Le désir de MbZ de voir s’installer des pouvoirs stables donc autoritaires dans l’ensemble du monde arabe a conduit Abu Dhabi à soutenir les hommes forts de la région qui ont promis de remettre le mauvais génie post-révolutionnaire dans la bouteille. En Egypte et en Libye, les Emirats soutiennent Sissi et Haftar qui, au nom de la lutte contre le "terrorisme", se mobilisent agressivement contre toute forme d’opposition ou de dissidence. Les crimes de guerre qui sont commis sont justifiés par ce qui a été défini comme une lutte antiterroriste avant tout existentielle.

Le blocus contre le Qatar, dirigé par MbZ, doit donc être compris comme une tentative coercitive de mettre en sourdine à la fois les bailleurs de fonds des soulèvements de 2011 et Al Jazeera, qui avait été le porte-parole des révolutionnaires. MbZ a ainsi servi de mentor idéologique au prince héritier saoudien Mohammad bin Salman, avec lequel il entretient une amitié personnelle qui jette les bases d’une alliance bilatérale entre Riyad et Abu Dhabi, censée servir de rempart aux autres pouvoirs qu’ils soutiennent.

Au Yémen, Riyad et Abu Dhabi ont tous deux trouvé un objet de désir qui sert à la fois l’idéologie et les intérêts du pouvoir. Alors que les Emirats sont officiellement là pour aider le royaume à combattre la milice Houthi, une armée de mercenaires et de substituts sous la direction de MbZ mène une guerre de l’ombre contre le parti Islah et ses partenaires - le parti d’opposition le plus puissant du Yémen pendant le printemps arabe, essentiel pour renverser le régime autoritaire de Saleh. Pendant ce temps, les EAU ont sécurisé leur accès aux ports les plus importants le long des rives de l’océan Indien au sud du pays.

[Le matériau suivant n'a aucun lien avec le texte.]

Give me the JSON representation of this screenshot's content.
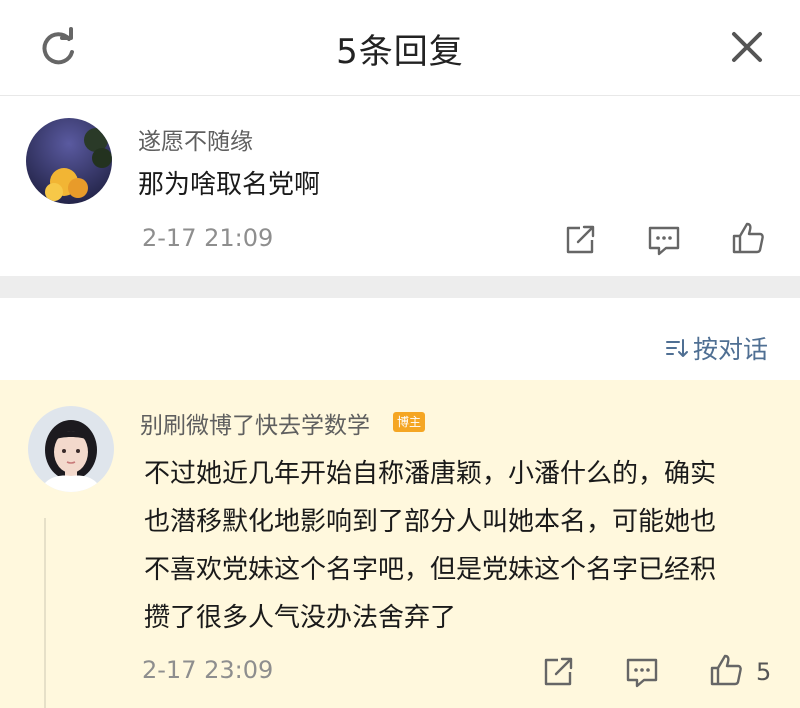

De l’autre côté de la Corne de l’Afrique, les EAU sont en mesure de poursuivre désormais leur ambition de grande puissance régionale : en Somalie, à Djibouti et en Erythrée, les Emirats ont massivement étendu leur emprise sur le terrain. L’expérience de MbZ en Egypte et en Libye confirme que la force armée peut être utilisée avec succès non seulement pour appliquer des idéologies néo-conservatrices mais aussi pour sécuriser des intérêts géopolitiques. Les rapports des témoins sur place et des ONG, tel Human Rights Watch, suggèrent que, ce faisant, Abu Dhabi et ses substituts n’hésitent pas à recourir aux disparitions forcées, à la torture et aux assassinats ciblés.

Mythe de la stabilité autoritaire

La croisade de MbZ contre les acquis du Printemps arabe n’est pas seulement éthiquement et légalement discutable mais menace la stabilité de toute la région. Le mythe de la stabilité autoritaire jette les bases d’une stratégie à court terme qui nie la réalité sociopolitique du monde arabe depuis 2011. Abu Dhabi est convaincu que la répression peut canaliser l’aspiration de l’individu à la justice sociale et à la participation politique. Au contraire, la répression de cet ordre donne un terrain fertile à l’extrémisme, à l’insurrection et aux déclenchements de nouvelles révolutions.